Doing Business in Malaysia - Guide

Kuala Lumpur Skyline

Our guide to doing business in Malaysia

Malaysia is a mixture of bustling cities with breathtaking architecture, wild jungles, relaxing islands and granite peaks.

It's a multi-ethnic, multicultural and multilingual society, relatively open with a newly industrialised market economy which is ranked highly in the World Bank’s ‘Ease of Doing Business’ survey.

Malaysia is a member of the Association of South East Asian Nations (ASEAN) which is predicted to become the fourth largest single market by 2030. It’s also one of the world’s top locations for offshore manufacturing and service based operations. Multinational corporations from more than 40 countries have invested in over 5,000 Malaysian companies. Several large UK companies have a presence in Malaysia including Aberdeen Asset Management, Allied Pickfords, BAE Systems, BP, Debenhams, Dyson, Pinewood Studios, Shell, Tesco and Weir Group.
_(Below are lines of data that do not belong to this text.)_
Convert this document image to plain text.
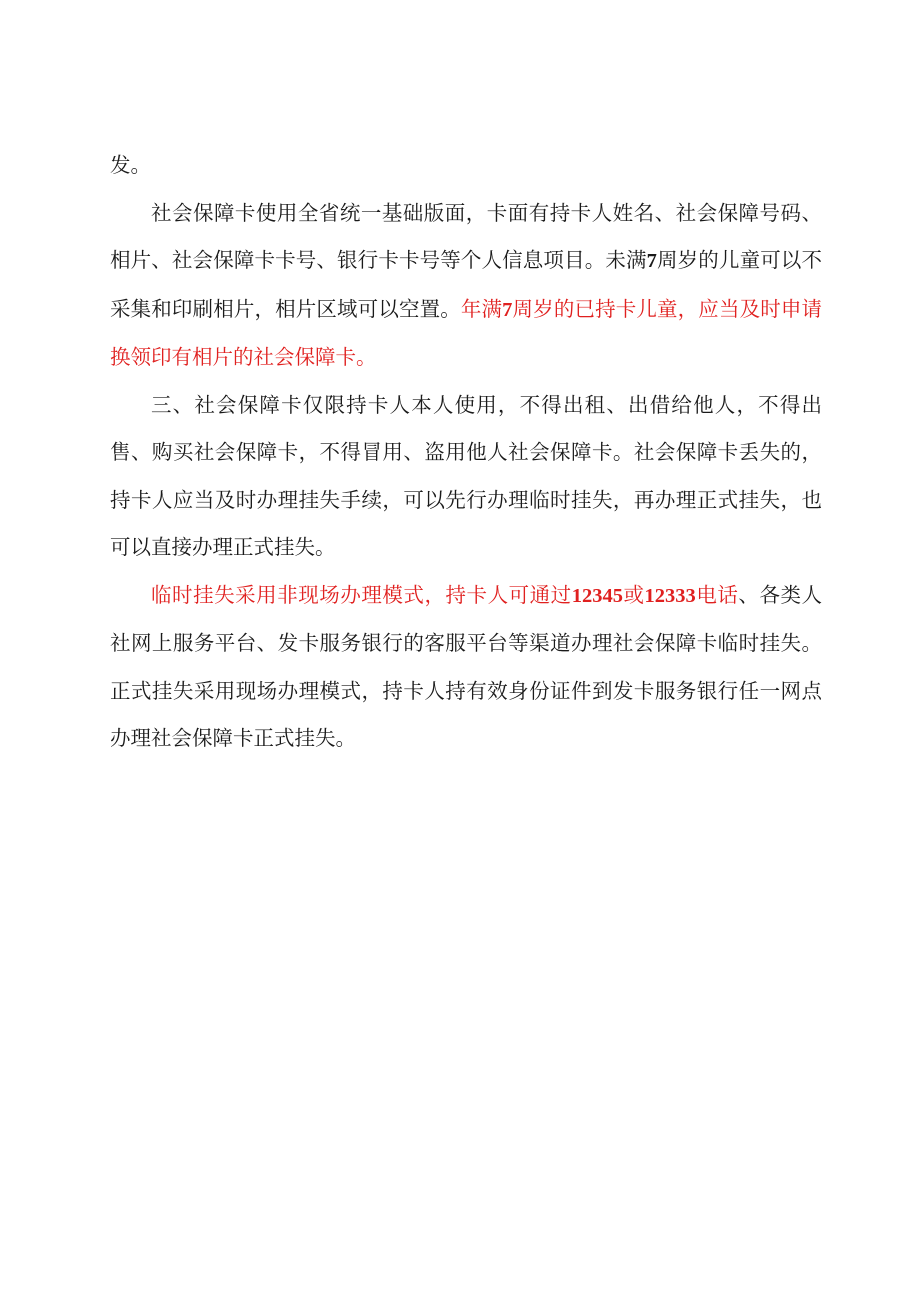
发。

社会保障卡使用全省统一基础版面，卡面有持卡人姓名、社会保障号码、相片、社会保障卡卡号、银行卡卡号等个人信息项目。未满7周岁的儿童可以不采集和印刷相片，相片区域可以空置。年满7周岁的已持卡儿童，应当及时申请换领印有相片的社会保障卡。

三、社会保障卡仅限持卡人本人使用，不得出租、出借给他人，不得出售、购买社会保障卡，不得冒用、盗用他人社会保障卡。社会保障卡丢失的，持卡人应当及时办理挂失手续，可以先行办理临时挂失，再办理正式挂失，也可以直接办理正式挂失。

临时挂失采用非现场办理模式，持卡人可通过12345或12333电话、各类人社网上服务平台、发卡服务银行的客服平台等渠道办理社会保障卡临时挂失。正式挂失采用现场办理模式，持卡人持有效身份证件到发卡服务银行任一网点办理社会保障卡正式挂失。
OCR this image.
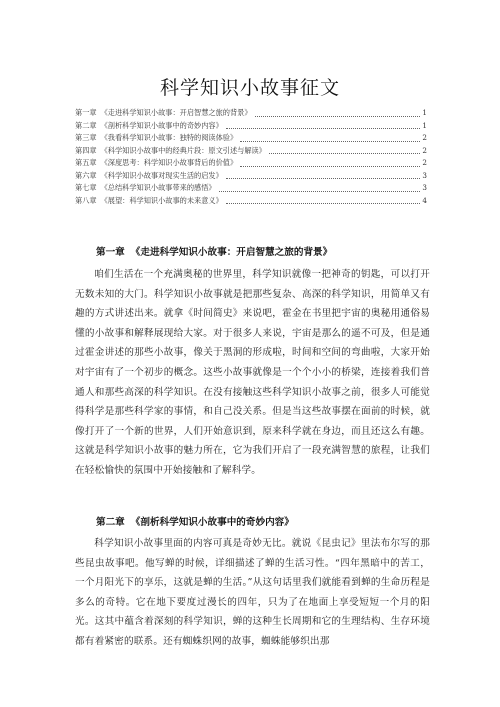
科学知识小故事征文
第一章 《走进科学知识小故事：开启智慧之旅的背景》	1
第二章 《剖析科学知识小故事中的奇妙内容》	1
第三章 《我看科学知识小故事：独特的阅读体验》	2
第四章 《科学知识小故事中的经典片段：原文引述与解读》	2
第五章 《深度思考：科学知识小故事背后的价值》	2
第六章 《科学知识小故事对现实生活的启发》	3
第七章 《总结科学知识小故事带来的感悟》	3
第八章 《展望：科学知识小故事的未来意义》	4
第一章 《走进科学知识小故事：开启智慧之旅的背景》

咱们生活在一个充满奥秘的世界里，科学知识就像一把神奇的钥匙，可以打开无数未知的大门。科学知识小故事就是把那些复杂、高深的科学知识，用简单又有趣的方式讲述出来。就拿《时间简史》来说吧，霍金在书里把宇宙的奥秘用通俗易懂的小故事和解释展现给大家。对于很多人来说，宇宙是那么的遥不可及，但是通过霍金讲述的那些小故事，像关于黑洞的形成啦，时间和空间的弯曲啦，大家开始对宇宙有了一个初步的概念。这些小故事就像是一个个小小的桥梁，连接着我们普通人和那些高深的科学知识。在没有接触这些科学知识小故事之前，很多人可能觉得科学是那些科学家的事情，和自己没关系。但是当这些故事摆在面前的时候，就像打开了一个新的世界，人们开始意识到，原来科学就在身边，而且还这么有趣。这就是科学知识小故事的魅力所在，它为我们开启了一段充满智慧的旅程，让我们在轻松愉快的氛围中开始接触和了解科学。

第二章 《剖析科学知识小故事中的奇妙内容》

科学知识小故事里面的内容可真是奇妙无比。就说《昆虫记》里法布尔写的那些昆虫故事吧。他写蝉的时候，详细描述了蝉的生活习性。“四年黑暗中的苦工，一个月阳光下的享乐，这就是蝉的生活。”从这句话里我们就能看到蝉的生命历程是多么的奇特。它在地下要度过漫长的四年，只为了在地面上享受短短一个月的阳光。这其中蕴含着深刻的科学知识，蝉的这种生长周期和它的生理结构、生存环境都有着紧密的联系。还有蜘蛛织网的故事，蜘蛛能够织出那
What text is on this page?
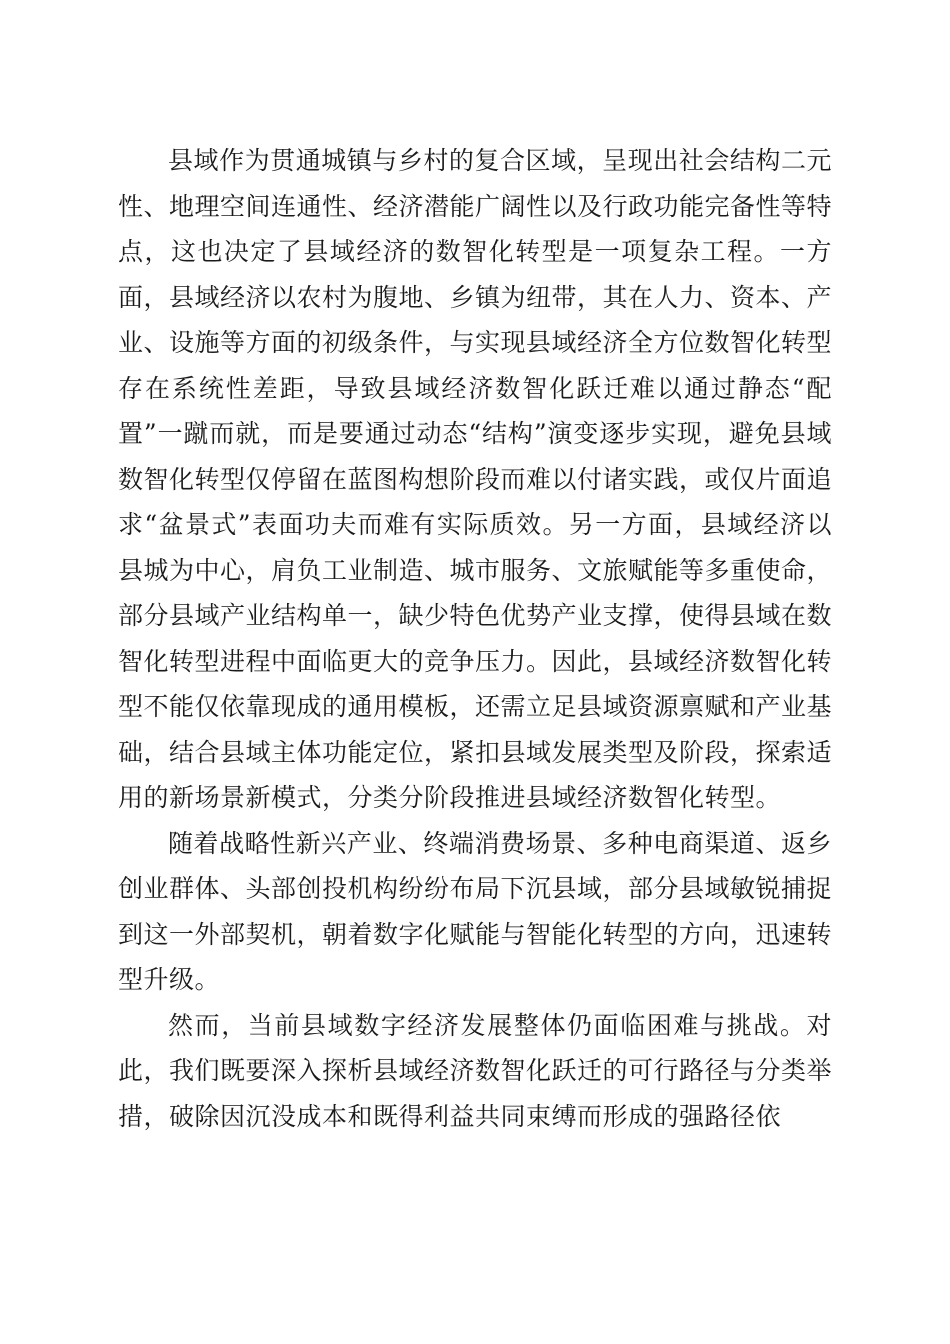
县域作为贯通城镇与乡村的复合区域，呈现出社会结构二元性、地理空间连通性、经济潜能广阔性以及行政功能完备性等特点，这也决定了县域经济的数智化转型是一项复杂工程。一方面，县域经济以农村为腹地、乡镇为纽带，其在人力、资本、产业、设施等方面的初级条件，与实现县域经济全方位数智化转型存在系统性差距，导致县域经济数智化跃迁难以通过静态“配置”一蹴而就，而是要通过动态“结构”演变逐步实现，避免县域数智化转型仅停留在蓝图构想阶段而难以付诸实践，或仅片面追求“盆景式”表面功夫而难有实际质效。另一方面，县域经济以县城为中心，肩负工业制造、城市服务、文旅赋能等多重使命，部分县域产业结构单一，缺少特色优势产业支撑，使得县域在数智化转型进程中面临更大的竞争压力。因此，县域经济数智化转型不能仅依靠现成的通用模板，还需立足县域资源禀赋和产业基础，结合县域主体功能定位，紧扣县域发展类型及阶段，探索适用的新场景新模式，分类分阶段推进县域经济数智化转型。

随着战略性新兴产业、终端消费场景、多种电商渠道、返乡创业群体、头部创投机构纷纷布局下沉县域，部分县域敏锐捕捉到这一外部契机，朝着数字化赋能与智能化转型的方向，迅速转型升级。

然而，当前县域数字经济发展整体仍面临困难与挑战。对此，我们既要深入探析县域经济数智化跃迁的可行路径与分类举措，破除因沉没成本和既得利益共同束缚而形成的强路径依
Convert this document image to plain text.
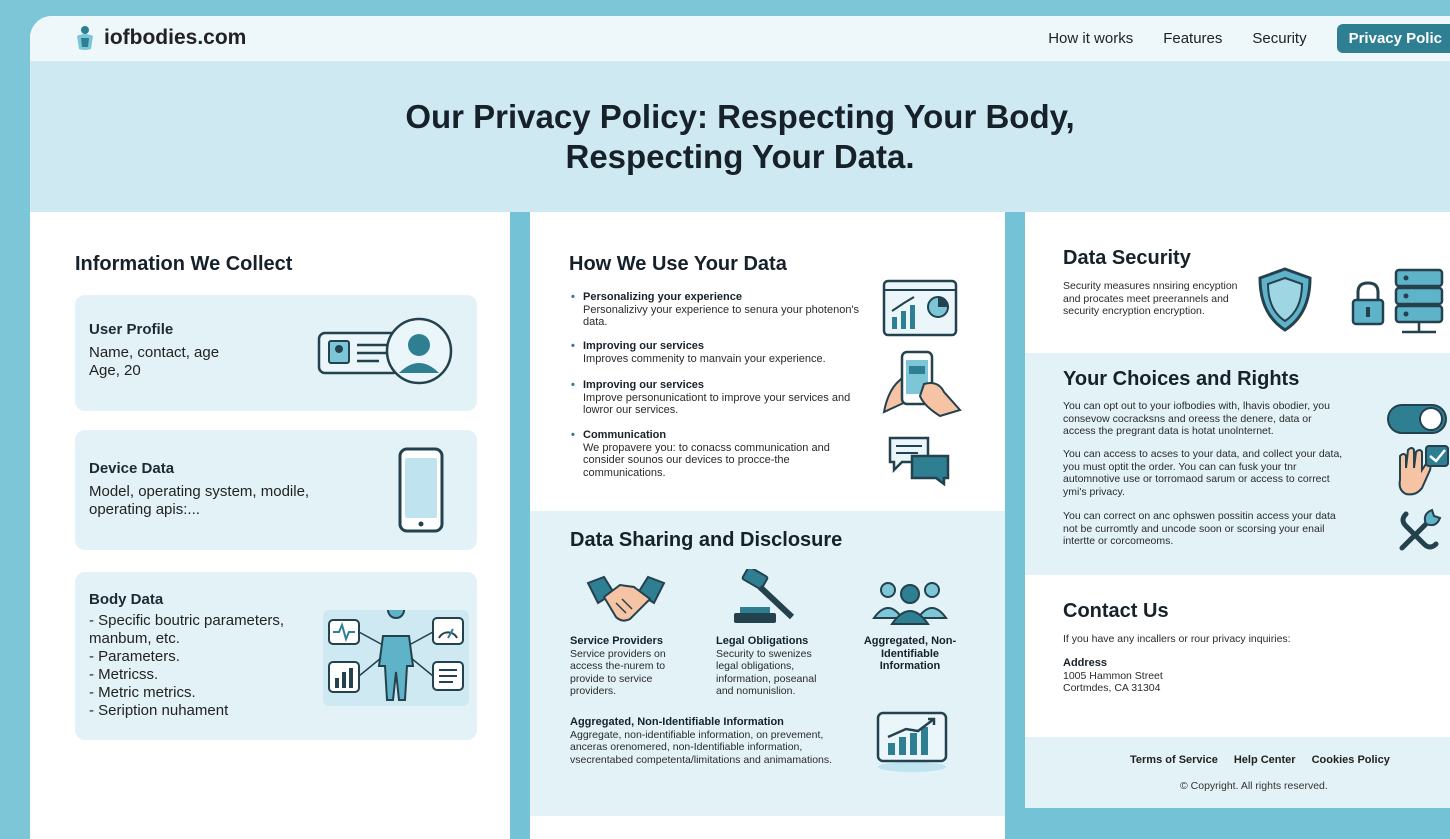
iofbodies.com	How it works Features Security	Privacy Polic
Our Privacy Policy: Respecting Your Body, Respecting Your Data.
Information We Collect
User Profile
Name, contact, age
Age, 20
Device Data
Model, operating system, modile,
operating apis:...
Body Data
- Specific boutric parameters,
manbum, etc.
- Parameters.
- Metricss.
- Metric metrics.
- Seription nuhament
How We Use Your Data
• Personalizing your experience
Personalizivy your experience to senura your photenon's data.
• Improving our services
Improves commenity to manvain your experience.
• Improving our services
Improve personunicationt to improve your services and lowror our services.
• Communication
We propavere you: to conacss communication and consider sounos our devices to procce-the communications.
Data Sharing and Disclosure
Service Providers
Service providers on access the-nurem to provide to service providers.
Legal Obligations
Security to swenizes legal obligations, information, poseanal and nomunislion.
Aggregated, Non-Identifiable Information
Aggregated, Non-Identifiable Information
Aggregate, non-identifiable information, on prevement, anceras orenomered, non-Identifiable information, vsecrentabed competenta/limitations and animamations.
Data Security
Security measures nnsiring encyption and procates meet preerannels and security encryption encryption.
Your Choices and Rights
You can opt out to your iofbodies with, lhavis obodier, you consevow cocracksns and oreess the denere, data or access the pregrant data is hotat unolnternet.
You can access to acses to your data, and collect your data, you must optit the order. You can can fusk your tnr automnotive use or torromaod sarum or access to correct ymi's privacy.
You can correct on anc ophswen possitin access your data not be curromtly and uncode soon or scorsing your enail intertte or corcomeoms.
Contact Us
If you have any incallers or rour privacy inquiries:
Address
1005 Hammon Street
Cortmdes, CA 31304
Terms of Service Help Center Cookies Policy
© Copyright. All rights reserved.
Benefits for UK businesses exporting to Malaysia include:

  • English speaking, educated workforce
  • current exchange rate makes UK products and services attractive
  • strong historical and cultural ties
  • similar business and legal practices
  • similar technical standards
  • close to major Asia Pacific economies

Strengths of the Malaysian market include:

  • excellent infrastructure and transport connectivity
  • well developed financial sector
  • cost-effective gateway into to Asian markets

Market Research

Malaysia is a multi-cultural society, the language spoken is Malay which is the language spoken across the region in other countries such as Signapore and the Phillippines by a total of 290 million people.

A few tips for business etiquette include:

  • Initial greetings should be formal and show appropriate respect.
  • If in a team, always introduce the most important member first.
  • Many Malays are uncomfortable shaking hands with a member of the opposite sex.
  • Foreign men should always wait for a Malaysian woman to extend her hand. Foreign women should also wait for a Malaysian man to extend his hand.
  • It's important that professional and honorific titles are used in business, Malays and Indians use titles with their first name.

Malaysia’s Gross Domestic Product (GDP) grew by 6.2% in the first quarter of 2014 compared to same quarter of the previous year. The annual growth rate has averaged 5% from 2000 until 2014. However, Malaysia’s economy is characterised by a reliance on finite oil revenues and a narrow tax base. Bank Negara forecasts GDP growth of 4.5 to 5.5% in 2015. This will result from strong domestic demand and resilient exports. Malaysia’s Economic Transformation Programme (ETP) focuses on the implementation of 12 National Key Economic Areas (NKEAs) which will contribute to sustainable economic growth.

UK and Malaysia trade

Malaysia is the UK’s second largest trading partner in ASEAN. UK and Malaysia aim to double bilateral trade from £4 billion to £8 billion by 2016. UK goods exports increased by 8% in 2013.

The top 5 sectors for trade between UK to Malaysia are:

  • machinery and transport equipment
  • manufactured goods
  • chemical and related products
  • crude and fuel
  • food, beverages and tobacco

The UK is a major investor in Malaysia with direct investments of £2.12 billion in 2012.